I have to respond to this Daily Prompt with a story.
My beloved Seahawks had a few bad games this season. One home game in particular they won but had a very poor offensive showing against a team many felt should have been handily beaten. A friend commented on how I must acknowledge that it was a good game. I responded how I often do when told I must do something by dropping an F bomb and the personal pronoun you. My friends argument rested on the premise that I was reacting as fan of the Seahawks and not as a fan of football. To this I responded with a resounding “fucking a”. I am celebrated in my circle of friends for such pithy retorts.
And now we get closer to the reason for this post.
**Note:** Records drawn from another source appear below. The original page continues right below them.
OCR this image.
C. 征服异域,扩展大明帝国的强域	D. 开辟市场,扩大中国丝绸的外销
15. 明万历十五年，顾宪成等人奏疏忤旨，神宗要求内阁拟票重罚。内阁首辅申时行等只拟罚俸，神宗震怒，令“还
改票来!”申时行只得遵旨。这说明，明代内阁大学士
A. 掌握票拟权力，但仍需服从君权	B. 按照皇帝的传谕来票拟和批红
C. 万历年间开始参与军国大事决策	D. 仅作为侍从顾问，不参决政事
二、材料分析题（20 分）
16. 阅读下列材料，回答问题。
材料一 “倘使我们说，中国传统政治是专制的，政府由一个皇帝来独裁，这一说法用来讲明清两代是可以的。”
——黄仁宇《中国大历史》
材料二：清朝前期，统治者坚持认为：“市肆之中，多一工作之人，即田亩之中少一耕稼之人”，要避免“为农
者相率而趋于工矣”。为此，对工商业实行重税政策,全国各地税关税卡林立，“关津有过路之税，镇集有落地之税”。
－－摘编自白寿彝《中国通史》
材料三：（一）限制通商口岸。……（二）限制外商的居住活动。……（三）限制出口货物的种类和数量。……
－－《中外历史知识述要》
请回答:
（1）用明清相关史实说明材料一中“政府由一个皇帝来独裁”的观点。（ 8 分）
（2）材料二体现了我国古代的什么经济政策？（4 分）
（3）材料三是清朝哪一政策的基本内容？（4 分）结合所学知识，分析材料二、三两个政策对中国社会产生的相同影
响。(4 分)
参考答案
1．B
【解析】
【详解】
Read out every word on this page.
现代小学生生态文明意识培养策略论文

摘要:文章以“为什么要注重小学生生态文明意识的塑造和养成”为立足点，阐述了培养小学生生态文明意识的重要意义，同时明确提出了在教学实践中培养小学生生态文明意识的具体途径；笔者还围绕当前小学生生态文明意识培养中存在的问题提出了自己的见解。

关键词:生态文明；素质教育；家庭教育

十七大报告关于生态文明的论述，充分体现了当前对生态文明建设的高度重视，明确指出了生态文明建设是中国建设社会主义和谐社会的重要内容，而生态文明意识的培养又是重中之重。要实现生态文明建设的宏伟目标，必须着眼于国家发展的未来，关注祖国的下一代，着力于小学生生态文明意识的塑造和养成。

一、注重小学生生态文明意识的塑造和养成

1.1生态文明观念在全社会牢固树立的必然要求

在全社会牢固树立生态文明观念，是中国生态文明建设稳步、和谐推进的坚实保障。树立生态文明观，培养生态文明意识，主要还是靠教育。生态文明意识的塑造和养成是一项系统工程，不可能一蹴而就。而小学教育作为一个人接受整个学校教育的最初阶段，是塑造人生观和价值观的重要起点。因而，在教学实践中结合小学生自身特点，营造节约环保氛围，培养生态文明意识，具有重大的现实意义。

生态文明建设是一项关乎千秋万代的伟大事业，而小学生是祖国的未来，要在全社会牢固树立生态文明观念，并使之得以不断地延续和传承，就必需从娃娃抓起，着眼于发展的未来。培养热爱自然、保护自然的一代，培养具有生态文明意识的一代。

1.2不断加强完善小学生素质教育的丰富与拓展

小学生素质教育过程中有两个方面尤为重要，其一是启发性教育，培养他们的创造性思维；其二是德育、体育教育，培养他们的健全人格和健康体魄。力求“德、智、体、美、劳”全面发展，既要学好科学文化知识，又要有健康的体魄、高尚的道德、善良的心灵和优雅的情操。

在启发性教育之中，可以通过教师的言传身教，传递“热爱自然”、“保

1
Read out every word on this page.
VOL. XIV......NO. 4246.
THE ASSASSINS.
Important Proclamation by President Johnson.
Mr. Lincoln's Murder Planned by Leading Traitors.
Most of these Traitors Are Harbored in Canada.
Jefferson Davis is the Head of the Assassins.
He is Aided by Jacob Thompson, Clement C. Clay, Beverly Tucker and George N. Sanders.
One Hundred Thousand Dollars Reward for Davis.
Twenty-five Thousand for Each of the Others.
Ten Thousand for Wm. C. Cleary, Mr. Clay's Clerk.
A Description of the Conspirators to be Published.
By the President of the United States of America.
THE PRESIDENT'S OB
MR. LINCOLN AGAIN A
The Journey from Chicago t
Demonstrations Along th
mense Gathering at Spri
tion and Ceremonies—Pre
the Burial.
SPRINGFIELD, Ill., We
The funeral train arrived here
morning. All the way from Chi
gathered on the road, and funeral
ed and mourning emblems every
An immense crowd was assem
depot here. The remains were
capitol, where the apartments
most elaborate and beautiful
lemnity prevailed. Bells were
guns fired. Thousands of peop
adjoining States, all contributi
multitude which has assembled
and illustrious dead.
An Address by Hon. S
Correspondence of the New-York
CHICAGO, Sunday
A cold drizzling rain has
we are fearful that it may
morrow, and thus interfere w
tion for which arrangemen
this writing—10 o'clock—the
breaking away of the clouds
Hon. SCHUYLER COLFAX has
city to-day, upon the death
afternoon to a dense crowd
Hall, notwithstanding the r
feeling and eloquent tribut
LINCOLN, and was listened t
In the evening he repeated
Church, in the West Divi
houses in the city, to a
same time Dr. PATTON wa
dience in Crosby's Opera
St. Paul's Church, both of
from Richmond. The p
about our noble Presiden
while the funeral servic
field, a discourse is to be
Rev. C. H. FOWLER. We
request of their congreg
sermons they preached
Another third person was present for the football argument but not involved. The third person was not someone I had just met, but the question he asked during the heated exchange of properly evaluating the merits of a good football game, assured me that I would always like him.
Just as the debate crept over the line of friendly but boisterous to mean and personal, this hitherto spectator asked, “Jimmie, what do you do for a living?”. “I’m a wedding planner” came out smooth and dainty, and like a lace trimmed doily dusted the tension away in clouds of laughter.
Its true that I am a wedding planner. And here we finally arrive at my Beyond the Pale story. In 2012 I took a position at an events space that does a lot of weddings and by default became a wedding coordinator. My Beyond the Pale is one) learning to bustle a wedding dress, and two) reaching into the gowns of mom’s and grandmothers to pin boutonnieres to bra straps.
Bustling a wedding dress in necessary so the bride can walk around with more ease by raising the back of the dress upward so that it doesn’t drag on the ground. This means getting your hands up under the dress. Often there is fabric under the outer dress and above the skirt of the dress, thereby making bustling a modest affair that can be done anywhere. But not always. Sometimes there is little left to the imagination as to what the groom, and more than once, what the bride’s bride (love wins!), will see later that evening. And that is Pale indeed. I’ll do it again because that is my job. My clients need to know that I can handle whatever comes up, or whatever I need to go up. Its the biggest day of their lives and any hiccup can cause anxiety.
Pinning the mom’s isn’t so much a Pale as it is comic relief. The common response to my warning of “I’m going in” are the myriad variations of “at least someone is”. Also comic relief are the husbands just out of my focus watching me stick my hand inside their wives gowns. My only fear in this task is one day sticking a mom with the pin. Worse than hurting the mom would be getting blood on the gown. What if they want to return it?